05 July 2008

The patient right at the centre of care

In the video in the previous post Gordon Brown says that he wants the 'patient right at the centre of care'. Dr Grumble has no difficulty with this mantra. No difficulty whatsoever. The patient is at the centre of care. It's obvious. Very obvious. It's what Dr Grumble was taught repeatedly from his first day as a clinical medical student. But Dr Grumble feels aggrieved. He is aggrieved because it's an affront that the prime minister feels the need to tell doctors this. It's an insult that Mr Brown seems to think that doctors do not put their patients at the centre of care.

On the other hand Dr Grumble has never really thought that those other than the healthcare professionals in the NHS thought the same way about patients. Doctors never wanted those sick A&E cases piled up on trolleys in the corridor. Doctors never wanted long waiting lists with patients or their relatives phoning daily to check they had not been forgotten. It's easier and nicer for all to run a quality service with patients' needs the focus.
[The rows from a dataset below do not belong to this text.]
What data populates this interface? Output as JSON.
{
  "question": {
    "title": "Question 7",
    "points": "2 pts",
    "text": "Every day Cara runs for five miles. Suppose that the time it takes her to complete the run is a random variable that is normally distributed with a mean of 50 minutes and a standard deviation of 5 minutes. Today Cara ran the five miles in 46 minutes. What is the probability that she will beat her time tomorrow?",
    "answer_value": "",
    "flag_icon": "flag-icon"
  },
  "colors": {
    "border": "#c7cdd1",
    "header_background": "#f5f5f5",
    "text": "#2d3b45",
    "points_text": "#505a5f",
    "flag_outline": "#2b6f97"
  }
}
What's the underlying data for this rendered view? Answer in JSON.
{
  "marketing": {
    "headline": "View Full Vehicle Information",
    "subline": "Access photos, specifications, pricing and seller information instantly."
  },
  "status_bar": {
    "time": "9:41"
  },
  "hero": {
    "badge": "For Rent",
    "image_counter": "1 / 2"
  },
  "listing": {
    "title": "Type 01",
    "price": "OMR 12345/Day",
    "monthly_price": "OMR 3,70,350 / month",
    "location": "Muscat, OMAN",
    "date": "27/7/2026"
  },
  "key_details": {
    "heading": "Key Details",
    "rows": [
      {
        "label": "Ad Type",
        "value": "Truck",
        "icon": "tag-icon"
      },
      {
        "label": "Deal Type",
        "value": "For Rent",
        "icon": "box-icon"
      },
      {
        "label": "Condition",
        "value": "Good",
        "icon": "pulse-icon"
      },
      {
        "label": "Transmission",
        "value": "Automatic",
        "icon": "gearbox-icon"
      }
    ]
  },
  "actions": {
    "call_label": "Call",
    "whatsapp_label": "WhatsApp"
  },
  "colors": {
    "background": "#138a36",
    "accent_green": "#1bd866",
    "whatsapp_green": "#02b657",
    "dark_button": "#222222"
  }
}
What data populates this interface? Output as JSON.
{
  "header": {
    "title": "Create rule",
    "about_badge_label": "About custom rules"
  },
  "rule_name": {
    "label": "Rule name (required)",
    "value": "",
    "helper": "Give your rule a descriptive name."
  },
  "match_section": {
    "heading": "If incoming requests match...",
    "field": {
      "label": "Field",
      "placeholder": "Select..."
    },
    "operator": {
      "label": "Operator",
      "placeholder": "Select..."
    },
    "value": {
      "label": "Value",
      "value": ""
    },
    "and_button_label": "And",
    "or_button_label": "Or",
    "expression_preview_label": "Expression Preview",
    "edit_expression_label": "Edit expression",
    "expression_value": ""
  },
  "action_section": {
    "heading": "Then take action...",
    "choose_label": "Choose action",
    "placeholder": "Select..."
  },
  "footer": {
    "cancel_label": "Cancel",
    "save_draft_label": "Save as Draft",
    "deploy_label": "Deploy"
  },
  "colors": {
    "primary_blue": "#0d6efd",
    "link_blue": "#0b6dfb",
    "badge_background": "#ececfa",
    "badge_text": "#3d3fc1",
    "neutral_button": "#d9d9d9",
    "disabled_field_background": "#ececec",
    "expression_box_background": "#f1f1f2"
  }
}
But the managers never cared. They never saw the problem. They were never there at night. Never there at the weekend. Never there dealing with distressed relatives. Never there when the trolleys were piling up. It's the managers who failed to put the patient first. Not the doctors. Not the nurses. And not any of the other NHS professionals. And it's the managers who are still failing our patients. Not that it's their fault as individuals. Quite often their hands are tied by government edicts.

Last week one of Dr Grumble's clinics was uncontrollably disorganised. It's a medical clinic. The slots allocated for a new patient are just 20 minutes long. That's OK. Dr Grumble puts in patients that are clearly the simpler cases - cases he knows he can deal with speedily. For the more difficult cases he has other clinics with bigger slots. Enter the Wicked Witch - Choose and Book. Sounds wonderful. Works dreadfully. Unfortunately patients now have control of which slots they go into. Sounds good. Patient choice. But patients do not know how long Dr Grumble needs to deal with their particular problem. Patient choice is not at all the same as focussing on patients' needs. In the old days it was so easy. The GP wrote a thing called a letter. Dr Grumble read it and, putting the patient at the centre of his decision making, allocated the patient to the best clinic for their needs. If it wasn't convenient the patient could use a thing called a telephone and change it. But now, the government's C&B edict, the patients turn up in a Martini style - any place, anywhere, any time. Others have similar problems. It's not putting the patient at the centre. It's putting government initiatives at the centre. Mr Brown needs to learn from his own mantra.

Another example from last week shows the inflexibility of Choose and Book. What happened was this. A lady chose and booked into one of Dr Grumble's clinics. Whether it was the best clinic for her or not is immaterial because the patient had a domestic crisis and she couldn't come. So, helpfully, she phoned the receptionist to rearrange her appointment. Sensible you might think. But no. The patient had chosen and booked. Only she has the password to Choose and Book. The hospital cannot, apparently, change the appointment. That, anyway, is what Dr Grumble has been told.

Dr Grumble thinks that this poor patient who had a domestic crisis and in the midst of it all made the effort to phone the hospital is stuffed. She will probably have to start the whole process again. Dr Grumble doesn't actually know. He has, though, written a letter to her GP suggesting (and one hopes this isn't NHS sacrilege) that, yes, a referral letter is sent so that Dr Grumble can rectify this. Dr Grumble you see is no longer empowered to send her another appointment. That is just not allowed. Another edict. How's that for patient centred care? The patient is hardly likely to see this as putting her at the centre. And the poor GP will have to produce a letter. The GP will understand that Dr Grumble is not just being difficult. The hapless patient may well not.

Whoever dreamed up Choose and Book failed to realise that a hospital appointment is not quite like booking a flight. That's because the government takes advice not from health service professionals who know but from convincing management consultants who don't know but have a degree in, well, anything at all. Or maybe even nothing.

Of course, in case you don't know, Choose and Book is not much to do with giving patients what they need. It's about giving the government what it needs. And the government needs some way of getting patients to go to providers outside the NHS. It's all about back door privatisation. And the mechanism is patient choice and Choose and Book. It's not about patients. It's about government.